User Beware

Today’s NY Times has a familiar “The-Future-Is-Here-But-With-Caveats” pop-sci article on the Predator drone fleet: Drones Are Weapons of Choice in Fighting Qaeda. A new point is that the military seems to be moving more towards quick-and-dirty ad-hoc solutions that work mostly as expected, as opposed to the expensive and protracted perfectionist way.

As is common in time-cutting and cost-cutting, good UI design in this case is the first to go:

Pilots, who fly them from trailers halfway around the world using joysticks and computer screens, say some of the controls are clunky. For example, the missile-firing button sits dangerously close to the switch that shuts off the plane’s engines.

… [T]he service plans to eventually shift to simpler and more intuitive ground systems that could allow one remote pilot to control several drones. Now, pilots say, it takes up to 17 steps — including entering data into pull-down windows — to fire a missile.
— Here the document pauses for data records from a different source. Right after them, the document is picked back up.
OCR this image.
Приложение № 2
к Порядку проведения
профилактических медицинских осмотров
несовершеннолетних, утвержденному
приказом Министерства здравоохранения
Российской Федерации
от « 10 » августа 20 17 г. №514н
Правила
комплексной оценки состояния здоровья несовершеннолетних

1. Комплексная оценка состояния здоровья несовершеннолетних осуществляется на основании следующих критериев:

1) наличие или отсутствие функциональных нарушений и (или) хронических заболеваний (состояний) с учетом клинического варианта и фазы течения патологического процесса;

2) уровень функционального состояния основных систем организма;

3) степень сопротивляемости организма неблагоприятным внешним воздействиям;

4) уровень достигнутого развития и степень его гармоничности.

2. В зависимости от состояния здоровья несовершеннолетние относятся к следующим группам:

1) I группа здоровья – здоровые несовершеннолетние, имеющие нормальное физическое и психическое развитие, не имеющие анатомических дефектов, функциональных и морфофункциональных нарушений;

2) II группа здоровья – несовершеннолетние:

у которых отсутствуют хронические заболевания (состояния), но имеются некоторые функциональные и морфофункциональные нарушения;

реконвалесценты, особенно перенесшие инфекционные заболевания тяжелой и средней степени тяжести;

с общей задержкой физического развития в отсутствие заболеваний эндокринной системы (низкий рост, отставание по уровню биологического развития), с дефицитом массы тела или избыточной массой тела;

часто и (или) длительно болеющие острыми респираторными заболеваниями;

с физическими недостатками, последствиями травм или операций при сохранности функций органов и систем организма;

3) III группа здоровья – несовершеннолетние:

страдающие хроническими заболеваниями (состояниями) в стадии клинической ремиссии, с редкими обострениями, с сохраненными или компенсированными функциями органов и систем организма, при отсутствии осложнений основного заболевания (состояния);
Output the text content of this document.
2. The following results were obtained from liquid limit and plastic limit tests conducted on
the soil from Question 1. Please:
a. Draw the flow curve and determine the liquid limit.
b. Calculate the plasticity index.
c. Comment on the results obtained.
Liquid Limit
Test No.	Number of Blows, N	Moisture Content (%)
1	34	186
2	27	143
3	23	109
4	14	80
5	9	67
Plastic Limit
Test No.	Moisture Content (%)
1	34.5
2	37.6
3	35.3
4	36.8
It appears that we still haven’t learned that the most brilliant technical solution rarely, if ever, translates directly into the user-centric domain without considering the design issues. It’s all too easy for an engineer to drop in a Yet Another Gray Button somewhere on the screen that calls a function, and consider the task complete.

It’s interesting to note that the problem with the engine kill switch is mirroring a classic aircraft safety case back from the nineties. This time, though, the switch is close to the missile-firing button. That can’t be good, can it? Not only would you not want to kill your engines instead of firing, but if you’re in a situation where you’re about to kill your engines because of a malfunction, the last thing you want is to accidentally fire a missile.